Correlations are interesting but why don't you just run a multivariate model? It seems you have a theory...why not actually try to test it?

Does this mean that A.) Drug users are less productive or B.) the production and sales of drugs are not included in these economic measurements? I don't think there would be much of a question here if there were some sort of legalization and taxation. Also, what the hell is up with Rhode Island!

I think I must have forgotten all my college statistics... Your correlation coefficients (r) which give us coefficient of determination (r^2) seem awfully low for you to be making any kind of claim- for instance, on your first scatterplot, you get an r^2 of ~0.1, which isn't really convincing. Then again, it's been a while since I took stat.

Also, how did you compute statistical significance for those r values? What I had learned involved using charts like this. What is the underlying distribution for this data?

this is all patent nonsense; you're just trolling for hits, latching onto a hot button issue and making sweeping pronouncements based on a few threadbare calculations. correlation is not causation and you simply can't encapsulate the end result of all the various facets of a nation's economy and industrial policy over the course of decades with some pithy statistical handwaving. this sort of reasoning that you present is particularly pernicious because it has been used by morally bankrupt employers since the reagan years to justify pre-employment drug testing, a practice which violates the privacy of employees and if nothing else helps to turn the sort of pronouncements as you make into a self fulfilling prophecy by reducing labor market mobility and potential earnings of recreational drug users. folks need to be judged on whether or not they can get the job done, not what they do during their off hours at home.

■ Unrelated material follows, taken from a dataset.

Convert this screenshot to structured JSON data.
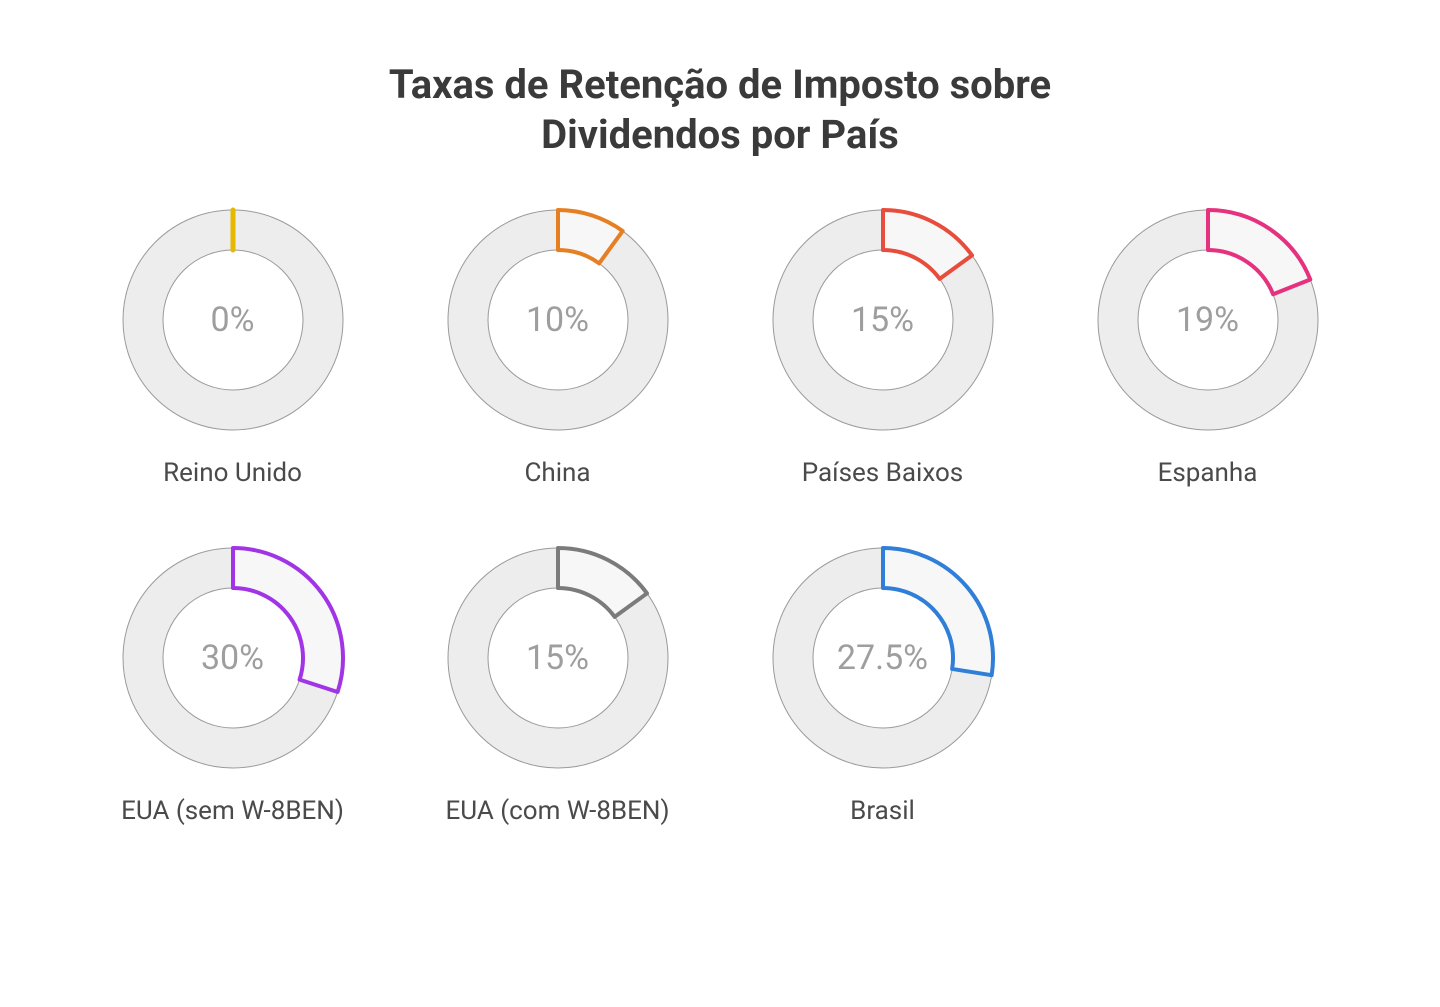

furthermore, as marcados implies, i think there is a significant amount of employment and profit generated by the recreational drugs trade, a fact that is not captured in your analysis since the activity is underground. for instance, here in michigan, i am proud to say that cannabis was estimated to be the number one cash crop in the entire state a year or two ago, and i believe that this was the case for several other states as well.

why not instead have a well-regulated market where producers and users can come out of the closet? you can put some legit jobs on the books and tax the trade, and do right by a lot of people who are forced into the margins by our society, ostracized, by a bunch of misguided puritans.